Por ello resulta ilógico y egoísta suponer que corresponde a las víctimas de los terremotos de septiembre realizar la mayoría del esfuerzo de reconstrucción de sus hogares y de sus vidas. También por ello es tan indignante la propuesta de reconstrucción que Enrique Peña Nieto hizo el 8 de octubre a damnificados de Villaflores, Chiapas. El Presidente que ha malgastado $36 mil millones en publicidad, cruelmente sugirió a las familias afectadas organizarse para realizar “tandas” y “sorteos” que les permitan ir costeando la construcción de nuevas viviendas.

La sociedad tiene como razón de existencia la procuración del bienestar individual de sus integrantes. Reconociendo las aspiraciones individuales, la colectividad debe ser capaz de asumirse así misma como un proyecto colaborativo que permite, o en su defecto menoscaba, la realización de los sueños personales.

Sí, es verdad que cada quien es responsable de su propio bienestar. Pero también es cierto que todos somos responsables de nuestra comunidad; es decir, de las y los integrantes que la componen.

Los sismos del 07 y del 19 de septiembre tuvieron consecuencias que superan con creces la capacidad de muchas personas para recuperarse.
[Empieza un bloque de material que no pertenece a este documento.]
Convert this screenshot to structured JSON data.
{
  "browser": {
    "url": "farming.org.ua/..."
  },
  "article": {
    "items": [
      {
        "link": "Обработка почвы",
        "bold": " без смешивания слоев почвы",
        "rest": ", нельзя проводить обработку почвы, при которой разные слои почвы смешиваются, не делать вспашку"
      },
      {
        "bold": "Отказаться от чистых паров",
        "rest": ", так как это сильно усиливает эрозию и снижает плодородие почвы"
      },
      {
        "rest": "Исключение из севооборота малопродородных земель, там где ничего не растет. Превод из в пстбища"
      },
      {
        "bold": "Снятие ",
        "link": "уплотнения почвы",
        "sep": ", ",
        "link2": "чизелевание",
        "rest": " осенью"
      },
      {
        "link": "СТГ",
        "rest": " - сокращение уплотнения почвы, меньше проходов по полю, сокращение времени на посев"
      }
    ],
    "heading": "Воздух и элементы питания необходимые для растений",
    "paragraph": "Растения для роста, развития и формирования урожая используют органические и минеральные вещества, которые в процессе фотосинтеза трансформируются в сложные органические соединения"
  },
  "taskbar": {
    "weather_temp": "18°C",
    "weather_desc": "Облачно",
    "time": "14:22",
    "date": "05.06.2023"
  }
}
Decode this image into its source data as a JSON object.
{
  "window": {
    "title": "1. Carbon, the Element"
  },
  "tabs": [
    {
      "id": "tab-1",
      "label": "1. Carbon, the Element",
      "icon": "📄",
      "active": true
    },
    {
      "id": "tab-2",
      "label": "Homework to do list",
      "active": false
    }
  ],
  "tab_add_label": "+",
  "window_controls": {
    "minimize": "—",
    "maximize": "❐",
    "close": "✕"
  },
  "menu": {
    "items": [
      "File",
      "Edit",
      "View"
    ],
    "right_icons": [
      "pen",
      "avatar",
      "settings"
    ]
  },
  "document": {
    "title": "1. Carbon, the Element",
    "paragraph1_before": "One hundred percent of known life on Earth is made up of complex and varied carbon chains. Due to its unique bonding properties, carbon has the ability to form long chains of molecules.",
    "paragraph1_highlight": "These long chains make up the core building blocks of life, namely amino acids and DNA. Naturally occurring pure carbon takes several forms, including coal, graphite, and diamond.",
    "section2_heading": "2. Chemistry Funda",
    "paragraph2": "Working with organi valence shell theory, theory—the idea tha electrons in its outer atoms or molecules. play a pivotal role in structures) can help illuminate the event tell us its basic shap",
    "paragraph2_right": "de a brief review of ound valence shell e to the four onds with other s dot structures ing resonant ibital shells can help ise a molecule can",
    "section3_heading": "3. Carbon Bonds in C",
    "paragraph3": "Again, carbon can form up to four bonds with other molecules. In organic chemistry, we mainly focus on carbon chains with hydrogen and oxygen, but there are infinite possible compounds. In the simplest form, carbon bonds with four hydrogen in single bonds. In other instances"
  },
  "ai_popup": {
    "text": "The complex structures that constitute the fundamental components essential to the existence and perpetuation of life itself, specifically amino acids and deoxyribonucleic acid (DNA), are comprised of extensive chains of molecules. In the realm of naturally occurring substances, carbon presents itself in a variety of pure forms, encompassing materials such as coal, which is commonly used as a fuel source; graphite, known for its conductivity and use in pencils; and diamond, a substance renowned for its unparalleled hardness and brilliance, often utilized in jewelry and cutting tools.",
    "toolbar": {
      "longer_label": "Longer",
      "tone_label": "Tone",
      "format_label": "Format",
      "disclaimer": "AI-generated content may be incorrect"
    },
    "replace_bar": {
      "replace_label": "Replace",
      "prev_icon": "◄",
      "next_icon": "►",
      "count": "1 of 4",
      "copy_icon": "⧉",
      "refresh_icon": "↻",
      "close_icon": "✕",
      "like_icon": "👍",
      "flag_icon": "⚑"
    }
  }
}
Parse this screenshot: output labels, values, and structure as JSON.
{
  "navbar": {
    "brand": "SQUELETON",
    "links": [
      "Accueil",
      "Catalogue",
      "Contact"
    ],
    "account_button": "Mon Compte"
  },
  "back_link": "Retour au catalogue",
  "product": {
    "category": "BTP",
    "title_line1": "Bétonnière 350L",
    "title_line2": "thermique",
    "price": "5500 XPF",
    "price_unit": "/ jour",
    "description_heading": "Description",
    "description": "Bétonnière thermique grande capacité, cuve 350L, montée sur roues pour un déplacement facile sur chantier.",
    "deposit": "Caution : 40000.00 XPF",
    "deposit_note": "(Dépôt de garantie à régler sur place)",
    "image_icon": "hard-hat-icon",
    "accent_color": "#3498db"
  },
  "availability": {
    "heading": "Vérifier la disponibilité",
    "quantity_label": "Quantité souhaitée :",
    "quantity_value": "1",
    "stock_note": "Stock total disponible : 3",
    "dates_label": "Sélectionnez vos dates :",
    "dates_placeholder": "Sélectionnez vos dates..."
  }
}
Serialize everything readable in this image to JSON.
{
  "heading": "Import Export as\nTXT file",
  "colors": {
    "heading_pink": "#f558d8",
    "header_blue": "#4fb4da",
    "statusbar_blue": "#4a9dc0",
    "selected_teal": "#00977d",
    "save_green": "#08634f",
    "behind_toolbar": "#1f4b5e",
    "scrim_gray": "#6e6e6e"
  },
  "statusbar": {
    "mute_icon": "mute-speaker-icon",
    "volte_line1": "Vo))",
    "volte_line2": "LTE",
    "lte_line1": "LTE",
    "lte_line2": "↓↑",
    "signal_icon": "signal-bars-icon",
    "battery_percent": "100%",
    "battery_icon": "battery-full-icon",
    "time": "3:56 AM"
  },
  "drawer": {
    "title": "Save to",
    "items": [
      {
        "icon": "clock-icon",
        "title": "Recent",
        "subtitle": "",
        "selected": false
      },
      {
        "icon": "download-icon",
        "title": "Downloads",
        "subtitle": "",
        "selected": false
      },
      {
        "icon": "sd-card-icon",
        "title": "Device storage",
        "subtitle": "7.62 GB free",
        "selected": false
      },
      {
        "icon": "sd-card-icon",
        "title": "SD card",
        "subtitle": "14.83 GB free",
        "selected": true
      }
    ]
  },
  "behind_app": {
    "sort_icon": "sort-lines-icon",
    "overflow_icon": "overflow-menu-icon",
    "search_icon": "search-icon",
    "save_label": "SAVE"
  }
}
Permitir que a un mes de las emergencias,  miles de nuestros compatriotas sigan resistiendo solos tal incertidumbre no sólo raya en lo ilegal, sino que es inmoral.

Recordemos que México es la novena economía mundial. Que tan sólo en pago de servicios para expresidentes gastamos $40 millones anuales, y que la casa blanca de nuestra primera dama costó $54 millones de pesos. No hay argumento alguno que explique por qué la reticencia a pagar la reconstrucción que tanto necesitan las víctimas.

No hay en nuestra economía lugar para mezquindades. Si en 1999 la nación asumió mediante el FOBAPROA el costo de pagar los despilfarros bancarios (más de $552 mil millones), hoy no hay razón para endeudar con “préstamos amigables” a las víctimas de los sismos.

¡La reconstrucción debe ser completa y pagada en su totalidad por el Estado!